De deux choses l’une. Ou bien, consciemment ou pas, elle servait d’appât et je devais absolument me garder d’elle. Ou bien le hasard seul avait présidé à notre rencontre et je ne devais en aucun cas lui faire prendre de risques. Après la première rencontre de Tiganesti, nous nous sommes revus à Bucarest, où désormais je reviendrais au moins deux fois l’an. Je l’appelais. Sa maman me répondait que Rodica était à l’école mais qu’elle allait bientôt rentrer, qu’il me fallait rappeler plus tard. Nous nous donnions alors rendez-vous au pied d’un monument, sous le porche d’une église, à l’entrée d’un parc. Puis nous marchions, marchions. Et nous parlions, parlions. D’histoire, d’architecture, de religion, de nature, d’art, de musique. Jamais de politique. Une première fois, puis une autre, elle m’avait autorisé à la raccompagner jusqu’à la petite maison de ses parents, près du quartier juif, pas loin de ce qui est devenu depuis lors le « Palais du Peuple » voulu par Ceausescu. Je venais aussi l’y chercher. J’avais fait la connaissance de sa mère, une belle femme charmante et menue. De son père que ramenait en fin de journée un chauffeur du gouvernement. De sa jeune sœur au rire sonore.

Etions-nous amoureux ? L’était-elle ? A demi-mots, nous avions envisagé de nous installer un jour dans un pays qui ne fût de langue ni française ni roumaine, afin que chacun de nous deux eût à fournir le même effort de dépaysement et d’intégration. Etait venu l’été, j’avais pu louer une voiture et emmener Rodica dans un village des Carpates, là où sa famille avait l’habitude de passer régulièrement quelques jours de vacances. Nous marchions main dans la main, puis nous nous asseyions sur un banc. Elle me tendait dans un cornet de papier journal quelques unes de ces graines de tournesol dont les Roumains ne sauraient se passer et que mes dents décortiquaient maladroitement.

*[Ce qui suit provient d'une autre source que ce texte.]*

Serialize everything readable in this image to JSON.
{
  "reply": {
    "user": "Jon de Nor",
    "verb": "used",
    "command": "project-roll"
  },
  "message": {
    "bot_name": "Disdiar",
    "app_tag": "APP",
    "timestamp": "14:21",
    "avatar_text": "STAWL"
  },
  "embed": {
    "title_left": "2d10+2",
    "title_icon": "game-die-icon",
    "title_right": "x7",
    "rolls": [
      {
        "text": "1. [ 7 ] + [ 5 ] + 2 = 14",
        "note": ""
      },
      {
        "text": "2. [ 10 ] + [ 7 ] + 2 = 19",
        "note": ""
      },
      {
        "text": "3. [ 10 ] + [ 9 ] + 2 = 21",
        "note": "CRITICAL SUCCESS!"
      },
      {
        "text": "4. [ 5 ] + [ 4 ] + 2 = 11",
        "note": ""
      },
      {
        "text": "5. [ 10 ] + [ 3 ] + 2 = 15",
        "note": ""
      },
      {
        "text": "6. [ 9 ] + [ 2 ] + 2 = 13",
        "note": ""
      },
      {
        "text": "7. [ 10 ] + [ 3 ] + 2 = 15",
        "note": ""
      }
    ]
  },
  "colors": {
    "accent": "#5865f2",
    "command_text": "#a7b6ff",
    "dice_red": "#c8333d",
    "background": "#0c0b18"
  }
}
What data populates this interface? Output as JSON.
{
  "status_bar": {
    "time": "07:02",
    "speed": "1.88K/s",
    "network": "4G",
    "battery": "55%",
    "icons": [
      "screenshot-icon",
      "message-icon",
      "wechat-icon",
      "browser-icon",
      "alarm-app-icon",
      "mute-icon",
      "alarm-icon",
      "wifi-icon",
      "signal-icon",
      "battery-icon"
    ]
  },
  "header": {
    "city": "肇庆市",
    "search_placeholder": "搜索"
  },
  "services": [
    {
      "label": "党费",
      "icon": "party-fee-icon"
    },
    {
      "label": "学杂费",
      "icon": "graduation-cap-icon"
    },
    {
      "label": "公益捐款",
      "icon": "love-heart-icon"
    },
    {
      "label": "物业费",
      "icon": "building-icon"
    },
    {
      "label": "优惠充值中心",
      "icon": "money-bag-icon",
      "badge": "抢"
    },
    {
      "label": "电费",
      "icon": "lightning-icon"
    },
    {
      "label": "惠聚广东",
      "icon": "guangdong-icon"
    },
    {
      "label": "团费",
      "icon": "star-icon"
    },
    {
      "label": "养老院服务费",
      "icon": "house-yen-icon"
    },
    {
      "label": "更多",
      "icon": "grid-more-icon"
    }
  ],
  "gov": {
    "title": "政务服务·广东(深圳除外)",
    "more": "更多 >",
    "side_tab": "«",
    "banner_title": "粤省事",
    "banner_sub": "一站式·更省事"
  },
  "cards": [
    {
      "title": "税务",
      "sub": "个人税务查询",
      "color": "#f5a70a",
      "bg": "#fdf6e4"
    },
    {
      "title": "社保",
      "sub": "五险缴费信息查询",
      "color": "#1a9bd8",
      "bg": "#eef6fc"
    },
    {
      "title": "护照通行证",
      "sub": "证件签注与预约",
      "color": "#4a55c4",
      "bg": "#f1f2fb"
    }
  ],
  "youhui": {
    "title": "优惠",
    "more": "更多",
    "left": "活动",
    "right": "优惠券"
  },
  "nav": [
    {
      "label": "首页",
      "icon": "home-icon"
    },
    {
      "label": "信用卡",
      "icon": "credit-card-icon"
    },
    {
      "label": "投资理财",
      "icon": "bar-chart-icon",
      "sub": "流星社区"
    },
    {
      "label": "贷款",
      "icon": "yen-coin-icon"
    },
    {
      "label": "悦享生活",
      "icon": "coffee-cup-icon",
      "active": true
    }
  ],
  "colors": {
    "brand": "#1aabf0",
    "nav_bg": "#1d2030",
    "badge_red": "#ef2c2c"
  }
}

Nous rentrions en amoureux dans la maison amie mais nos effusions s’arrêtaient là. Respect de sa frêle jeunesse ou peur de me brûler les ailes ?

Nous étions devenus de tendres amis, de discrets complices. Trois ans avaient passé. J’étais à nouveau à Bucarest, couvrant comme journaliste la Conférence mondiale de la Population que Ceausescu avait voulue pour renforcer son image d’homme de paix et d’ouverture. Je me trouvais avec un confrère belge à la terrasse du charmant café China, à deux pas de l’Athénée. Un vieil homme avait pris le risque de s’approcher de notre table. Il parlait un français du XIXème siècle et s’intéressait à l’histoire, à la numismatique. Il n’avait jamais vu de monnaie suisse. Je lui tendis une minuscule pièce de cinquante centimes qu’il saisit entre pouce et index pour mieux la contempler. De la table voisine, deux hommes se levèrent soudain, l’empoignèrent sous les aisselles, le poussèrent dans une Dacia stationnée au bord de la place et l’emmenèrent vers un vraisemblable interrogatoire musclé. Il venait de se rendre coupable de deux fautes gravissimes, parler à des étrangers et détenir des devises étrangères…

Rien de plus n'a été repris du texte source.